Andrea Ayres at policym1c has an essay up entitled Transgender Rights: Why they matter to everyone.
In the wake of Sweden declaring a 1972 that forced transgender people to be sterilized prior to legal gender change, there apparently is renewed interest in the unequal treatment of transgender people.
While the U.S. does not require sterilization prior to a gender reassignment surgery, some states do require that the individual be labeled as having Gender Identity Disorder (GID). At least until July of 2012. The Diagnostic and Statistical Manual of Mental Disorders-V (DSM-V) replaced the term Gender Identity Disorder with Gender Dysphoria.

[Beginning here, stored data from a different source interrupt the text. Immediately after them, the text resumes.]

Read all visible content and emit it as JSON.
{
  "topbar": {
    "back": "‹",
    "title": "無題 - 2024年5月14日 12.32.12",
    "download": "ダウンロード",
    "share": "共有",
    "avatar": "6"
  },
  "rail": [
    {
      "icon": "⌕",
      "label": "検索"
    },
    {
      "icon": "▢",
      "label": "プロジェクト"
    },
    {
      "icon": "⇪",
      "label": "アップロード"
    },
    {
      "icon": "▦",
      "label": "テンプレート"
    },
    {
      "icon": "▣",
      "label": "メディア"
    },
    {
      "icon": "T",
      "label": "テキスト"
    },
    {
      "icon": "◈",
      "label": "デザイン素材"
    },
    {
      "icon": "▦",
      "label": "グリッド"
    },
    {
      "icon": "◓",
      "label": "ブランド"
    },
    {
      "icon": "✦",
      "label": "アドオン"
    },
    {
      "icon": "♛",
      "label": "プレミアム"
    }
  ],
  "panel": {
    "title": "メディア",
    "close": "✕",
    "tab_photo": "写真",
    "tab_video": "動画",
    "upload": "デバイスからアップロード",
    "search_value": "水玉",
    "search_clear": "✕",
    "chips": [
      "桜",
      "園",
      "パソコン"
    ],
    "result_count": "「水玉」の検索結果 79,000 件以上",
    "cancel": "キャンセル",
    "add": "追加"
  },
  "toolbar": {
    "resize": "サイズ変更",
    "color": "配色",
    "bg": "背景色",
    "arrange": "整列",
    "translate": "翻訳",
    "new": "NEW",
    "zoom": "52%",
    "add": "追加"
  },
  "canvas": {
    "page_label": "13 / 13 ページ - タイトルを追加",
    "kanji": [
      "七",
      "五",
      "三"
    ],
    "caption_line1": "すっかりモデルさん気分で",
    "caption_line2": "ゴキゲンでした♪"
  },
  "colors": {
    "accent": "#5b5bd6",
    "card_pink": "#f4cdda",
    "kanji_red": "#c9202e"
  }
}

Gender dysphoria refers to emotional distress that may occur from "a marked incongruence between one's experienced/expressed gender and assigned gender." Now the change does not eliminate all gender disorders. An individual may still be identified as suffering from Transvestic Fetishism or Transvestic Autogynephilia. The first refers to someone who becomes more sexually active when wearing the clothing incongruent with the sex they were assigned at birth. The second, championed by an evil man (Ray Blanchard), refers to a person (usually a man, in Blanchard's opinion) whose sexual impulse is connected with the thought of themselves as a member of "the opposite sex" (i.e. as a woman). That is, roughly speaking, Blanchard believes transwomen who masturbate are autogynephiles.
The reason why this highlights continuing discrimination against trans individuals is because cisgendered individuals are allowed to behave in these matters without having their intentions questions. A cisgendered person is someone who self-identifies with the gender they were both with. We would not think to question a cisgendered women's desire to wear clothes, make-up etc, because she is acting in congruency with her societal role.